Lay Off Attacks On Commissioner McQueen

  • Friday, July 21, 2017
Dear Roy, my bestest friend and adversary. I rarely agree with much of anything you write. And this one of those times I don't agree with you. First and foremost, lay off the attacks against Ms. McQueen. These schools only have themselves to blame and it dates back to two and more generations of students having been damaged. 

Many years ago, perhaps 20, I warned "You all are going to regret what you're doing to these children." More than 30 years ago a teacher warned, "You all think what you're doing to these children is funny, but these children are going to one day grow up and fight back." Those two remarks came about due what some were witnessing taking place inside some of these schools: A middle school male student, just recently gotten an ear pierced, a teacher walking up to that student snatching the earring from his ear.
Another teacher alarmed when she encountered the student walking down the hallway with blood streaming down the side of his head. He didn't even realize he was bleeding, until the teacher asked My God. What happened to you? She thought he'd been attacked by another student, not an adult professional educator. 

A second or third grader, again male student, dragged down a hallway by a teacher, flat on his back by the strap of his book bag.He actually wrote a note to his kindergarten teacher begging her to "please come and get me."  A young female basketball player slammed head first into a set of school lockers by an SRO, splitting open a place  barely missing her eye. Confusing and inconsistent rules that could change from one hour to the next. One classroom to the next. One teacher or staff member to the next, that could set the student up for suspension or expulsion. Parents who attempted to speak out were locked out. Banned. No longer welcome. No one can learn in a hostile learning environment. Over time, no one wants to be there. Everything collapse. 

My granddaughter was so confused when her mother left the state and enrolled her in another school system in another state.
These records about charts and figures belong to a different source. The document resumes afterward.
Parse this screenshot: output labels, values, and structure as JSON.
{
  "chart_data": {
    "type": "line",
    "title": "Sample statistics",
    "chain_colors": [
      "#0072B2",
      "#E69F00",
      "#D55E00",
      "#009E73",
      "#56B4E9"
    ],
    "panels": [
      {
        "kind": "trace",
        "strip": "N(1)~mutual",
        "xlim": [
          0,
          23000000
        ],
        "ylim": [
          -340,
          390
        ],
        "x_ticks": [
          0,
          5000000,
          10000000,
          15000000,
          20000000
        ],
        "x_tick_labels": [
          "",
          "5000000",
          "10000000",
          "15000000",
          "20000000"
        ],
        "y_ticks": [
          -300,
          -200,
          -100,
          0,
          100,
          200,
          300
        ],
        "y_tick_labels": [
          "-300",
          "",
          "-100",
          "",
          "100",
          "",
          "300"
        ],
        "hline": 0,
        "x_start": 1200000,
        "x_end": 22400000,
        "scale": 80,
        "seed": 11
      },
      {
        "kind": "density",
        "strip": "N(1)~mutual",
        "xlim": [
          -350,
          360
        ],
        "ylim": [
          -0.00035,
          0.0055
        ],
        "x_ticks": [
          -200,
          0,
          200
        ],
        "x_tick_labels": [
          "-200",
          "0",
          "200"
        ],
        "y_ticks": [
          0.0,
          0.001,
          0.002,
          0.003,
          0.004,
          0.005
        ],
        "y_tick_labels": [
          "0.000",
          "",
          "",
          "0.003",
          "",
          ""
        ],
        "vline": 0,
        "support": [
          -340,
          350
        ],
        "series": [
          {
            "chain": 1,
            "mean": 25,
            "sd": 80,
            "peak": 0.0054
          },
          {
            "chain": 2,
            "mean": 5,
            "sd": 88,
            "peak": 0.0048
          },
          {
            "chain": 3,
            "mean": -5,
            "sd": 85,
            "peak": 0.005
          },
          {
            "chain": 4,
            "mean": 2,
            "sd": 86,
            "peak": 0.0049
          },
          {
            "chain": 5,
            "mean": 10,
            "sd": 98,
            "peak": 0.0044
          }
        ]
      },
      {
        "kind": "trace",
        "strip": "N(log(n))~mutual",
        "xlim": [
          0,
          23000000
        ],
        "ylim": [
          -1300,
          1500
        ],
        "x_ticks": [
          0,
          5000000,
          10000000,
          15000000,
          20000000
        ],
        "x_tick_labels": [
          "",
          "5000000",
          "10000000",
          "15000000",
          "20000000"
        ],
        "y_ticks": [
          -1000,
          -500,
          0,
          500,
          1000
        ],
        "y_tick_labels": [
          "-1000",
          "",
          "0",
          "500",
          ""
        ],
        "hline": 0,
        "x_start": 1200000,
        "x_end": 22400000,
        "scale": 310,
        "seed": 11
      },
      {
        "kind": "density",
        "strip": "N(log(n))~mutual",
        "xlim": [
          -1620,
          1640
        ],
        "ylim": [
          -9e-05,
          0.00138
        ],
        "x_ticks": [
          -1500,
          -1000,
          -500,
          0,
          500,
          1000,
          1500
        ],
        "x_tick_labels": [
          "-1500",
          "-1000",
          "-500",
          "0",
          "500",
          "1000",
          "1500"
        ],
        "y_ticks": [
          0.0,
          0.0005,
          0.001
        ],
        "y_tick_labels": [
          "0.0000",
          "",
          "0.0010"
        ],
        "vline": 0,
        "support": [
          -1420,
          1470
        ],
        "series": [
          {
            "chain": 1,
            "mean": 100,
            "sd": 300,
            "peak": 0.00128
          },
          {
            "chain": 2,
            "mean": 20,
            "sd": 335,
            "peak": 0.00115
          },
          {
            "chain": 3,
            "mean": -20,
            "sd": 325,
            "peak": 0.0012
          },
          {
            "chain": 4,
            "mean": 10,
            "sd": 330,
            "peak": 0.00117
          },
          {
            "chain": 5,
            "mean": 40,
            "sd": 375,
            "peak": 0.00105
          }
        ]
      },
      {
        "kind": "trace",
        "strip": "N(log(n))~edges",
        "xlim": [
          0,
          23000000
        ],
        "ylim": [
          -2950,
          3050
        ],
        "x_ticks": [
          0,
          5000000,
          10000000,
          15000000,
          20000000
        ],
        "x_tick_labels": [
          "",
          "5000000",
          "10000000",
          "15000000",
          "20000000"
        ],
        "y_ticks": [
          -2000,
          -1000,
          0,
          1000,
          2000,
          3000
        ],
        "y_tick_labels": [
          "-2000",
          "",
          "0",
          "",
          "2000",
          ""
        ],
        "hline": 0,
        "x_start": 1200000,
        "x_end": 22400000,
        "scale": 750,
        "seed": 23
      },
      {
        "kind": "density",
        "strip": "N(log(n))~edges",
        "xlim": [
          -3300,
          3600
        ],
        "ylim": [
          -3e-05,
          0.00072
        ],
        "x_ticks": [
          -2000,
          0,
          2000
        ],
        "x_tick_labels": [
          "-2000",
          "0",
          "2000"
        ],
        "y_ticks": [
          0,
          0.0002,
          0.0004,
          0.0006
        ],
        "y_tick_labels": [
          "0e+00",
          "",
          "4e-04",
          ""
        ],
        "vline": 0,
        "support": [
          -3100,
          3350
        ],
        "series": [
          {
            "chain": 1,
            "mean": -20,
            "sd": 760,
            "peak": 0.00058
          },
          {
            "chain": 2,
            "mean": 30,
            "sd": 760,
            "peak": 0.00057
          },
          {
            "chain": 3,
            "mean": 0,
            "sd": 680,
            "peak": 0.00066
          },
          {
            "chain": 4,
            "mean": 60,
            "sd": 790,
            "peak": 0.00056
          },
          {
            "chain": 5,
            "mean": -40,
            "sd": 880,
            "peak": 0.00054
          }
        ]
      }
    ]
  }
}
One of her teacher teachers at her new school was puzzled as to why my granddaughter basically shut down and withdrew in group learning sessions. Her mother explained at her old school working in groups wasn't allowed, because it was considered a form of cheating. But how do children learn best, except from one another? 

As children, growing up, our most fun and greatest learning moments were during those summer months when we went dumpster diving in the back of the school, retrieving tossed out learning material and part of our summer was spent with our older playmates being the teacher, we younger the students, and using turned over boxes and upside garbage cans as desks and playing school. Using what we'd found in the back of those school dumpsters we created an entire classroom outdoors under sky in blazing heat. 

There was part of the summer we spent translating the story of Spartacus from English to Latin and back to English again. We were the scholars, the scientist living, explorers, artists, living in public housing. Always off to some new adventure during those summer months. Studying mother nature, the environment, the universe. The only requirement by our parents was we had to be back in the yard before the sun went down over the mountain. 

Roy, it broke me, to this day, it still has a profound effect on me, to witness such gifts, such creativity, such potential for greatness going to waste and being destroyed. It hurts now even as I write this. There remains a heaving burden on my heart and soul, because I feel perhaps I could have/should have shouted out louder until I could get someone to listen. To look. To see what I and others saw, attempted to alert, as the the impending disaster these schools created and are now forced to confront today. No, Ms. McQueen is not to blame. The school board is not to blame. Even if they sent down certain rules and mandates to be followed, it was up to these individual schools to use common sense and basic judgment in what best worked for the students and their schools. Unfortunately, they didn't do that and took matters to the extreme. 

Children learn best when they can feel safe, appreciated and encouraged.When they're allowed to be creative.  A child can't learn compassion, humanity when inhumane acts are being committed against them. In fact, they don't learn at all. They, we all, have a tendency to shutdown and tune out. It's a survival instinct. Our children are survivors.